For the fans of popular show Car Talk,it's very sad news as one of Cambridge’s funniest, most famous and most beloved residents died Monday morning. Thomas Magliozzi died after a long illness,he was 77 years old.
He was an international business consultant and a co-owner of an auto repair shop, but you probably know Tom from Car Talk, which he co-hosted with his younger
brother Ray.
Click and Clack, the Tappet Brothers, got their start in radio 37 years ago in the studios of WBUR.
The humble, serendipitous origin of Car Talk is sacred lore in public radio. It was 1977 when the program director of WBUR, which was then a small community station at Boston University, called six Boston-area auto mechanics hoping they’d come in, talk cars and take calls.
“Ray answered the phone, decided it was a dumb idea,” says Doug Berman, who would become executive producer of the show. “Tom, eager to get out of work, said, ‘Sure, I’ll go,’ figuring maybe he’d bring a couple of customers into the garage. So he showed up at the appointed time and he was the only one who showed up, so he was a panel of one. And he did the show and took calls for an hour and the guy said, ‘Hey, that’s pretty good.’ I guess it was better than most of what they had on at the time. ‘You want to come by next week?’ And Tom said, ‘Sure. Can I bring my brother?’ ”
Click and Clack quickly became the nuts and dolts of Boston radio. Cars were just a vehicle for their slapstick comedy — a cross between the Marx Brothers and psychologist Joyce Brothers, a weekly prescription for what ailed listeners’ cars and their owners.

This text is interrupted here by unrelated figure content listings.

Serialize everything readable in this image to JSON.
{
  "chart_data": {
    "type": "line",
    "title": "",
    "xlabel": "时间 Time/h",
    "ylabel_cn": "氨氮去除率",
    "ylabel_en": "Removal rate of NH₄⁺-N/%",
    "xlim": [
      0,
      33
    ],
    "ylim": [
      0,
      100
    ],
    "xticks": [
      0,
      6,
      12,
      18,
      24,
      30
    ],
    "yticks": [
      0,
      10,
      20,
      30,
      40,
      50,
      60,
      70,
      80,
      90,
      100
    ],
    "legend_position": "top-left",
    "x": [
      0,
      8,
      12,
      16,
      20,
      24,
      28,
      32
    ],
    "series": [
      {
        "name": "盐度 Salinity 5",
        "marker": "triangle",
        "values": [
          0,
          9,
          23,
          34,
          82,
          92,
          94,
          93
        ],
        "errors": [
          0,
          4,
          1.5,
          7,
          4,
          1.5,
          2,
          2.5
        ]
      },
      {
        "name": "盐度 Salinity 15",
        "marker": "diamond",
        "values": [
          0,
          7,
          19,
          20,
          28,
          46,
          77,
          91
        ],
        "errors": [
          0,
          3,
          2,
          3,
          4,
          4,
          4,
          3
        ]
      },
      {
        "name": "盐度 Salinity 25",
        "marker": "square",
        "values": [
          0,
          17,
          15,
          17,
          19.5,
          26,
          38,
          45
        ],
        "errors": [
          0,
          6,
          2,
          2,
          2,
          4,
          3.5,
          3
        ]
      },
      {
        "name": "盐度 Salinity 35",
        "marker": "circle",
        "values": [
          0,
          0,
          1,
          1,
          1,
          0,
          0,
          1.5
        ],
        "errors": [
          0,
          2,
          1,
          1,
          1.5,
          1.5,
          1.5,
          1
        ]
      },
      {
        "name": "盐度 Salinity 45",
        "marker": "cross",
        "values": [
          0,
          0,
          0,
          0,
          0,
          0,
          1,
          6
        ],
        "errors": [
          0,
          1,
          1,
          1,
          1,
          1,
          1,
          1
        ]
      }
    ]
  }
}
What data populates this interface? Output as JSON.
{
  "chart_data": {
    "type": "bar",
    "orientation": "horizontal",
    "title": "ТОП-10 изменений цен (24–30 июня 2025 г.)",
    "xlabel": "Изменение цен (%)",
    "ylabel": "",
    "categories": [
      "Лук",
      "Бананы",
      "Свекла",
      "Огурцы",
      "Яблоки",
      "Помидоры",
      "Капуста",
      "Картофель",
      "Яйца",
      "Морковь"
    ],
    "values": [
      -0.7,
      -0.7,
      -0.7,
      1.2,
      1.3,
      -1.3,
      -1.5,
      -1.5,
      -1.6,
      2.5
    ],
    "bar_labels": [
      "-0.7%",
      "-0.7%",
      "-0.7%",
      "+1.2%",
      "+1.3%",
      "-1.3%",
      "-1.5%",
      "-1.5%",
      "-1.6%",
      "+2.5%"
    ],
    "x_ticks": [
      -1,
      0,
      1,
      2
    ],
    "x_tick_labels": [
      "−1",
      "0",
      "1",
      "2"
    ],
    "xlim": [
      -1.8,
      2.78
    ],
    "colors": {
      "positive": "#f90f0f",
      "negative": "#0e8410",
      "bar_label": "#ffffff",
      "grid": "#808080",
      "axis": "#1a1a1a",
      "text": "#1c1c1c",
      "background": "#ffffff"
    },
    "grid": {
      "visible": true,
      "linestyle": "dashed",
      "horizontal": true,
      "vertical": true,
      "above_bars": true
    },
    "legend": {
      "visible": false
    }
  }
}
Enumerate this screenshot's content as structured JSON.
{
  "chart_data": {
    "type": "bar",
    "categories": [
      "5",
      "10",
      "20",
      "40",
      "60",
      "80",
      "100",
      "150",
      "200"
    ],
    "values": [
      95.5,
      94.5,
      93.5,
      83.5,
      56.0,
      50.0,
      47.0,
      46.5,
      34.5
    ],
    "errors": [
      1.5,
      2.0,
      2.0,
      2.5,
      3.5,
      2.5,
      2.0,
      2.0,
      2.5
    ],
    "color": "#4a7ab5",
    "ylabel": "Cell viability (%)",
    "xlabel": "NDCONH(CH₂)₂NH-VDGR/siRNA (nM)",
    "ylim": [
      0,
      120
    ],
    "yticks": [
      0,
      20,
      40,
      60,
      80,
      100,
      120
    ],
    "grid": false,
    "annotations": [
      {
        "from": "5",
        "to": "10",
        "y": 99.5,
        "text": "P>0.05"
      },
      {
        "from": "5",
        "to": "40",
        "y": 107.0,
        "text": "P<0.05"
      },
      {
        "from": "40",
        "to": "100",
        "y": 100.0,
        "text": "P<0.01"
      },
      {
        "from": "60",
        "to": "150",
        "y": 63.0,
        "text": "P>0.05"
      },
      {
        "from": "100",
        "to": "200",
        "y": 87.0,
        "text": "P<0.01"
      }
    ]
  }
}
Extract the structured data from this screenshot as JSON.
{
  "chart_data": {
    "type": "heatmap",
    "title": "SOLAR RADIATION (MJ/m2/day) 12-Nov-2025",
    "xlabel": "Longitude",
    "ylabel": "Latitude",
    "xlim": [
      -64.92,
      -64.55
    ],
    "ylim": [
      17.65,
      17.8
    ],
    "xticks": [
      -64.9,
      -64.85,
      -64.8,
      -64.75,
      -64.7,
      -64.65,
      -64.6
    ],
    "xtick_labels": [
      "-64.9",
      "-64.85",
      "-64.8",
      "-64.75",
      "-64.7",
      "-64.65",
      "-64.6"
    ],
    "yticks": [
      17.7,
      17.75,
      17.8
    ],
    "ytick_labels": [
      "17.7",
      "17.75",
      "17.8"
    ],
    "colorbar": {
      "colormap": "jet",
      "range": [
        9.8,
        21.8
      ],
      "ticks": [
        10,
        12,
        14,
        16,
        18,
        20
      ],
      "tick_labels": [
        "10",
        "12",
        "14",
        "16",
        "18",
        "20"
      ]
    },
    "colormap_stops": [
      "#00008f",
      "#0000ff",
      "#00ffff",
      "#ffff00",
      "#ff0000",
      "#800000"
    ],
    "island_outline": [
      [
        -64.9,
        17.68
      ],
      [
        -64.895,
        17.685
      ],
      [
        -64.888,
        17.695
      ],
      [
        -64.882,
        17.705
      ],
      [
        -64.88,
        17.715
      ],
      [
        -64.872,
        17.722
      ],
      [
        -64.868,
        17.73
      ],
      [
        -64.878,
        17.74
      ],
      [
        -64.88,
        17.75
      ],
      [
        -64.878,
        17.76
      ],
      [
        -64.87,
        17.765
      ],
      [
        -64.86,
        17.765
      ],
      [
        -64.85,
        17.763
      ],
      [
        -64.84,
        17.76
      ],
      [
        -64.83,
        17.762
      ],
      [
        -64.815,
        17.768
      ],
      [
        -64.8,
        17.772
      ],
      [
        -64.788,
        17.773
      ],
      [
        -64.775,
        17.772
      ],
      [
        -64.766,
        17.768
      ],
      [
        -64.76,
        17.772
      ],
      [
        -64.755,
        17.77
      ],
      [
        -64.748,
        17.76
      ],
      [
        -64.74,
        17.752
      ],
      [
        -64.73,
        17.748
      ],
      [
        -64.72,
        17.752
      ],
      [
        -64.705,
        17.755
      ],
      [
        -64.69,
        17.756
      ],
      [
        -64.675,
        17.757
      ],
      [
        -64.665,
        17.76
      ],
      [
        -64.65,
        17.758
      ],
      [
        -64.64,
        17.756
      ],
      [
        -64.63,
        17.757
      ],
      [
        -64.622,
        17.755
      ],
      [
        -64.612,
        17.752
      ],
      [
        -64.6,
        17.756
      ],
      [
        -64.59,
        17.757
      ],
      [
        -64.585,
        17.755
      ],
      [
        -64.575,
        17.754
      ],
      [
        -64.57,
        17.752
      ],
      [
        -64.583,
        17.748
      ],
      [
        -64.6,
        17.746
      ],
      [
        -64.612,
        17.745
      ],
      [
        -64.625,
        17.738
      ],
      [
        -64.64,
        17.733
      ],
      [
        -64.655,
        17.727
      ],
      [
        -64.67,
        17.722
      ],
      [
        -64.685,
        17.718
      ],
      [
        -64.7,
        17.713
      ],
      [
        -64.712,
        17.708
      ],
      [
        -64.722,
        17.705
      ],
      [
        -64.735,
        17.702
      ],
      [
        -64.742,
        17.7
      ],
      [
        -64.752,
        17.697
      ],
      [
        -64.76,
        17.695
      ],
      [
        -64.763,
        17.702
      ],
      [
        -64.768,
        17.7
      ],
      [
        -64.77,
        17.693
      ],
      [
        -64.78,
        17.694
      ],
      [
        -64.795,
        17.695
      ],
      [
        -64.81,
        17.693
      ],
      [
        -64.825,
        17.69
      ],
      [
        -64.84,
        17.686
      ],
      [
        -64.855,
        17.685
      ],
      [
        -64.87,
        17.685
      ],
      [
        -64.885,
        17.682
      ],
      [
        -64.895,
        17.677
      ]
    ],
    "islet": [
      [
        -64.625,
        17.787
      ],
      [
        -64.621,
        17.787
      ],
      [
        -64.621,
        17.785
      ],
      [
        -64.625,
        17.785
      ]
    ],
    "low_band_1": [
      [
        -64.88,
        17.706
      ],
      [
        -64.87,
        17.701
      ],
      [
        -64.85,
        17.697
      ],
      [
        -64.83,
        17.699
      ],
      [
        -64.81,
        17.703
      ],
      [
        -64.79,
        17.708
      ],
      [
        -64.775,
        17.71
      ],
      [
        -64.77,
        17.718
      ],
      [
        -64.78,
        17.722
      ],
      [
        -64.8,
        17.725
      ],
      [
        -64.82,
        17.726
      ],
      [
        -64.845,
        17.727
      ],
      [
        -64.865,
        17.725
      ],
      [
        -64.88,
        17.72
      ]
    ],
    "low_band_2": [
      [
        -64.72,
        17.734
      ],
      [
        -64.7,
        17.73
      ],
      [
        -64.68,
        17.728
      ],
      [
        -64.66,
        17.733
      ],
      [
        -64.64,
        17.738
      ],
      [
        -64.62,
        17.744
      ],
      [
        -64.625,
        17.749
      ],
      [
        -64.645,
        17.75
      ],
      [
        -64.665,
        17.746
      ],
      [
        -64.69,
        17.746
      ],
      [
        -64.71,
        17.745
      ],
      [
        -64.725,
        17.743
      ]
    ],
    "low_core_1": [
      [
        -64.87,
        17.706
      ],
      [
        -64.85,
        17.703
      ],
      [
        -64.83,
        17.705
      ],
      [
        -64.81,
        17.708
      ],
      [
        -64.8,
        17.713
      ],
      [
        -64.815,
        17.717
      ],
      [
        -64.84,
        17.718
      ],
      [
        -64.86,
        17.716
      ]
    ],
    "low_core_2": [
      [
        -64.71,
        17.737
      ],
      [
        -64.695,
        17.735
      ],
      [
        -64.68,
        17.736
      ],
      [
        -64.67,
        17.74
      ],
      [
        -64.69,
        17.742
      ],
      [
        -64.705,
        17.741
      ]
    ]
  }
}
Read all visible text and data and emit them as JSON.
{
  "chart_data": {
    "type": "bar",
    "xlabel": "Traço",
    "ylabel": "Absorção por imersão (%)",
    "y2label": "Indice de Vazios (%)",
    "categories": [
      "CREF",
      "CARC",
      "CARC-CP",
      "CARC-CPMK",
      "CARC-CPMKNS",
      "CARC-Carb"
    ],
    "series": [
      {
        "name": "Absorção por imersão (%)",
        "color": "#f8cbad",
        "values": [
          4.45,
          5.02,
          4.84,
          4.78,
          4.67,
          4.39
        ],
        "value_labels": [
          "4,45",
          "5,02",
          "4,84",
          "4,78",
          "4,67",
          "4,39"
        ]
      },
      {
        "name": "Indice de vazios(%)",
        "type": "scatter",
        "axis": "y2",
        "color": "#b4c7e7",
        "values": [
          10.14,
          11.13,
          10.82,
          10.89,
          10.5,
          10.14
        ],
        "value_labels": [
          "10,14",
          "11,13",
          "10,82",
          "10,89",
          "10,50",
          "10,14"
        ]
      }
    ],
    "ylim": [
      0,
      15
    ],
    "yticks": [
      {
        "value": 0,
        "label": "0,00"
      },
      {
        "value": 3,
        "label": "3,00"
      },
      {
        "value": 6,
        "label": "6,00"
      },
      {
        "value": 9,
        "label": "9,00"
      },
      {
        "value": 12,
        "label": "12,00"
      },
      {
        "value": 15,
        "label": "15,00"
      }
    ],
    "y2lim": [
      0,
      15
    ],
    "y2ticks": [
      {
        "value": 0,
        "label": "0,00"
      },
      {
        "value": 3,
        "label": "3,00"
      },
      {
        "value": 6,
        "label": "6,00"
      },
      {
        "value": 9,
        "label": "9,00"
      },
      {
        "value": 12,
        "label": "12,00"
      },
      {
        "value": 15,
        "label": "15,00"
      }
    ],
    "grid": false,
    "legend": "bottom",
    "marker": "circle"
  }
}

Their success surprised even them. The Car Talkguys became local celebrities.
“One day we decided to ask them for $20 a piece a week,” said Tom, recalling the first few years when he and his brother were unpaid volunteers at WBUR. “We agonized over it. ‘They’ll never give us $20 a week.’ And they gave us $20 a week! And we said, ‘We’re in fat city.'”
A decade later, Car Talk went national on NPR. Doug Berman moved the offices of Dewey Cheatem and Howe to a third-floor walk-up in Harvard Square, Cambridge — their Fair City.
Within a few years, Tom and Ray could be heard by a weekly audience of more than 3 million listeners on 660 public radio stations.
“Nobody told them how you’re supposed to do radio,” says Berman. “No one told them you’re supposed to sound like, ‘Hello, this is NPR.’ So, they just had a good time.”
Berman says it was almost impossible not to laugh or smile when you heard Tom laughing — and he was free with that infectious laughter.
“I remember hearing him the first time,” Berman says. “I was in the newsroom at ‘BUR, and I heard that laughter coming down the hall. Of course, three seconds later I heard it again. And again.”
There were snakes in rear seats and goats on hoods, race car drivers who wouldn’t let their wives drive, and Martha Stewart, who the car guys kept calling Margaret.
Tom Magliozzi also had a more serious side. He went to Cambridge Rindge and Latin High School, got his bachelor’s degree from MIT, master’s degree at Northeastern and held a doctorate in marketing from Boston University, where his thesis was titled: “An empirical investigation of regression analysis meta-strategies for direct marketing list segmentation models.” He used his science background to answer car questions on the show. Sometimes, to his amazement, he even got the answers right.
“He was really a genius,” says Berman. “Had a tremendous mind and a tremendous facile mind. He decided at some point that he could figure where a Catherine was from based on whether she spelled the name with a K or a C, and he figured out C was East Coast and K was Midwest.”
“He had two sort of interesting qualities,” says Berman. “One was, he was very honest. He sort of had a good BS detector. And when someone was skipping around an issue that needed to be talked about or needed to be said, he’d bore in on it. And the other quality was that he really didn’t like authority.”
Both of those qualities were in full display when Tom and Ray were invited to deliver the 1999 commencement speech at MIT, their undergraduate alma mater. Tom used the commencement speech to elaborate on his theory of life.
But the road to happiness was not without bumps along the way. Tom and Ray tried their hand at TV, a car cartoon called, “As The Wrench Turns.”
A Boston Herald critic wrote, “Fans of Car Talk will be excited to hear that Tom and Ray Magliozzi have expanded to PBS. Until they see the show.”
“We’ve had some really great flops,” says Berman.
The animated program, lacking the spontaneity of brotherly love with a Boston accent heard on radio, lasted just one season. But Tom’s quick wit was captured by TV’s “60 Minutes.”
And it will be Tom Magliozzi’s comic timing, his infectious laugh and in-your-ear irrelevance that will endure in the hearts and minds of millions of Car Talk listeners.
“Some people ask if I spent my whole life in Boston,” he once quipped. “And I say, ‘Not yet.'”
Tom Magliozzi died Monday morning after a long illness.